Within the scope of this experiment, under the condition of 30 minutes of irradiation, the fitting influence factors are as follows: in terms of single factors, the p values obtained by the type of cellulose ether and the molar substitution degree are all less than 0.05, which shows that the second The latter has a significant impact on the water retention of the mortar. As far as the interaction is concerned, from the experimental results of the fitting analysis results of the impact of the type of cellulose ether, the degree of substitution (Ds) and the degree of molar substitution (MS) on the water retention of mortar, the type of cellulose ether and the degree of substitution, The interaction between the degree of substitution and the molar degree of substitution has a significant effect on the water retention of mortar, because the p-values of both are less than 0.05. The interaction of factors indicates that the interaction of two factors is more intuitively described.
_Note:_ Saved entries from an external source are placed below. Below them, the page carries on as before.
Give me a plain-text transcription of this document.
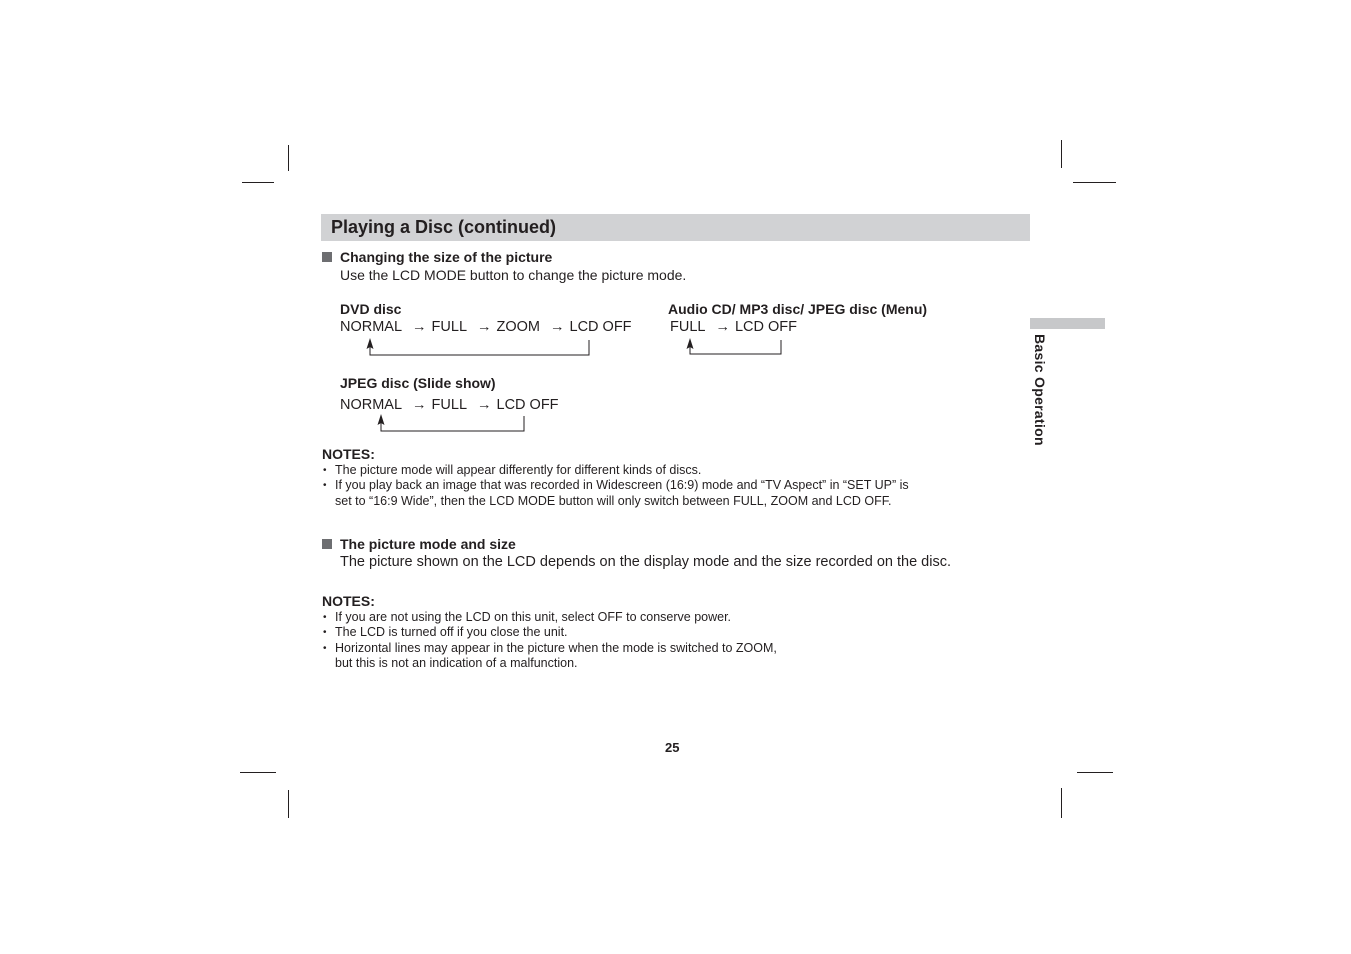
Playing a Disc (continued)
Basic Operation
Changing the size of the picture
Use the LCD MODE button to change the picture mode.
DVD disc
NORMAL → FULL → ZOOM → LCD OFF
Audio CD/ MP3 disc/ JPEG disc (Menu)
FULL → LCD OFF
JPEG disc (Slide show)
NORMAL → FULL → LCD OFF
NOTES:
• The picture mode will appear differently for different kinds of discs.
• If you play back an image that was recorded in Widescreen (16:9) mode and “TV Aspect” in “SET UP” is
set to “16:9 Wide”, then the LCD MODE button will only switch between FULL, ZOOM and LCD OFF.
The picture mode and size
The picture shown on the LCD depends on the display mode and the size recorded on the disc.
NOTES:
• If you are not using the LCD on this unit, select OFF to conserve power.
• The LCD is turned off if you close the unit.
• Horizontal lines may appear in the picture when the mode is switched to ZOOM,
but this is not an indication of a malfunction.
25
The cross indicates that the two have a strong correlation, and the parallelism indicates that the two have a weak correlation. In the factor interaction diagram, take the area α where the vertical type and the lateral substitution degree interact as an example, the two line segments intersect, indicating that the correlation between the type and the degree of substitution is strong, and in the area b where the vertical type and the molar lateral substitution degree interact , the two line segments tend to be parallel, indicating that the correlation between type and molar substitution is weak.
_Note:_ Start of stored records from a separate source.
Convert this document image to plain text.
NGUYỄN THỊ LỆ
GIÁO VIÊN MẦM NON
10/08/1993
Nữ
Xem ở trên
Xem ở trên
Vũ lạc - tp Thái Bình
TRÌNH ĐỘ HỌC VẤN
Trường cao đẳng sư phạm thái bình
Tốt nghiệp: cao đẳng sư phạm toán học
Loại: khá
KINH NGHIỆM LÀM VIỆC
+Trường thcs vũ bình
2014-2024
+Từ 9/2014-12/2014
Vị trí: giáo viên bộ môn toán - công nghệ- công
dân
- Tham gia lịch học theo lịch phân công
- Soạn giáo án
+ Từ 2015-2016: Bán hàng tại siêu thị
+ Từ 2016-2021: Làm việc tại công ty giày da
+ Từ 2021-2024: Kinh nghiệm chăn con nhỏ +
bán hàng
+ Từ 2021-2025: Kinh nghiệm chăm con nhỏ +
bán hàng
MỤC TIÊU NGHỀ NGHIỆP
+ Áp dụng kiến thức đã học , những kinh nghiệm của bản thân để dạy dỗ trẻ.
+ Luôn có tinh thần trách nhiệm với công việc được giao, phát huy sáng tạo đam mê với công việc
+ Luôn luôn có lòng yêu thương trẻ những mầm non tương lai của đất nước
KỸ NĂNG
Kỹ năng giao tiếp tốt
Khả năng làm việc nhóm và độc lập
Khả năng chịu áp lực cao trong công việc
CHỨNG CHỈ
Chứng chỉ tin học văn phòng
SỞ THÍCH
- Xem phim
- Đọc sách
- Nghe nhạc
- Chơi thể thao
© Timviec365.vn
2.3 Water retention prediction

Based on the fitting model, according to the comprehensive influence of different cellulose ethers on the water retention of mortar, the water retention of mortar is predicted by JMP software, and the parameter combination for the best water retention of mortar is found. The water retention prediction shows the combination of the best mortar water retention and its development trend, that is, HEMC is better than HPMC in type comparison, medium and low substitution is better than high substitution, and medium and high substitution is better than low substitution in molar substitution, but There is no significant difference between the two in this combination. In summary, hydroxyethyl methyl cellulose ethers with low substitution degree and high molar substitution degree showed the best mortar water retention at 45 ℃. Under this combination, the predicted value of water retention given by the system is 0.611736±0.014244.

3. Conclusion

(1) As a significant single factor, the type of cellulose ether has a significant impact on the water retention of mortar, and hydroxyethyl methyl cellulose ether (HEMC) is better than hydroxypropyl methyl cellulose ether (HPMC). It shows that the difference in the type of substitution will lead to the difference in water retention. At the same time, the type of cellulose ether also interacts with the degree of substitution.
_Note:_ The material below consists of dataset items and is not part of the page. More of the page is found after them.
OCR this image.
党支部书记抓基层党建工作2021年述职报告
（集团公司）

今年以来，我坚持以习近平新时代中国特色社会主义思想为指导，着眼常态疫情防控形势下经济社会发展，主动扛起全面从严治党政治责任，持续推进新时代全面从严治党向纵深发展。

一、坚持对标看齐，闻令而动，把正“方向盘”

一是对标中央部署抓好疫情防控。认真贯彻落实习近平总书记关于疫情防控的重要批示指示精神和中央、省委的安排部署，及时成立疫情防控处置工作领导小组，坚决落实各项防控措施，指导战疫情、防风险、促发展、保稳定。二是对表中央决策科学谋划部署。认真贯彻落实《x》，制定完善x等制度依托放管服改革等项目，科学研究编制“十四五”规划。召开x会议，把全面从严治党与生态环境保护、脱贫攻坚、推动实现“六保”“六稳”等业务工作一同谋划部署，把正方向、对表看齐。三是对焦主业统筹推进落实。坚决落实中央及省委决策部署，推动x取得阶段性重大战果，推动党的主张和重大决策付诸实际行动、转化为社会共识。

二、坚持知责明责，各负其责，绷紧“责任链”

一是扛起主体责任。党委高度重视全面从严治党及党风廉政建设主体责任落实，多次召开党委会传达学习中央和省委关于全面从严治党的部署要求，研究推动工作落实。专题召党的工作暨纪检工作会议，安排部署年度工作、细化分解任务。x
(2) As a significant single factor influencing factor, the molar substitution degree of cellulose ether decreases, and the water retention of mortar tends to decrease. This shows that as the side chain of the cellulose ether substituent group continues to undergo etherification reaction with the free hydroxyl group, it will also lead to differences in the water retention of mortar.

(3) The degree of substitution of cellulose ethers interacted with the type and molar degree of substitution. Between the degree of substitution and the type, in the case of low degree of substitution, the water retention of HEMC is better than that of HPMC; in the case of high degree of substitution, the difference between HEMC and HPMC is not large. For the interaction between degree of substitution and molar substitution, in the case of low degree of substitution, the water retention of low molar degree of substitution is better than that of high molar degree of substitution; The difference is not huge.

(4) The mortar mixed with hydroxyethyl methyl cellulose ether with low substitution degree and high molar substitution degree showed the best water retention under hot conditions. However, how to explain the effect of cellulose ether type, degree of substitution and molar degree of substitution on the water retention of mortar, the mechanistic issue in this aspect still needs further study.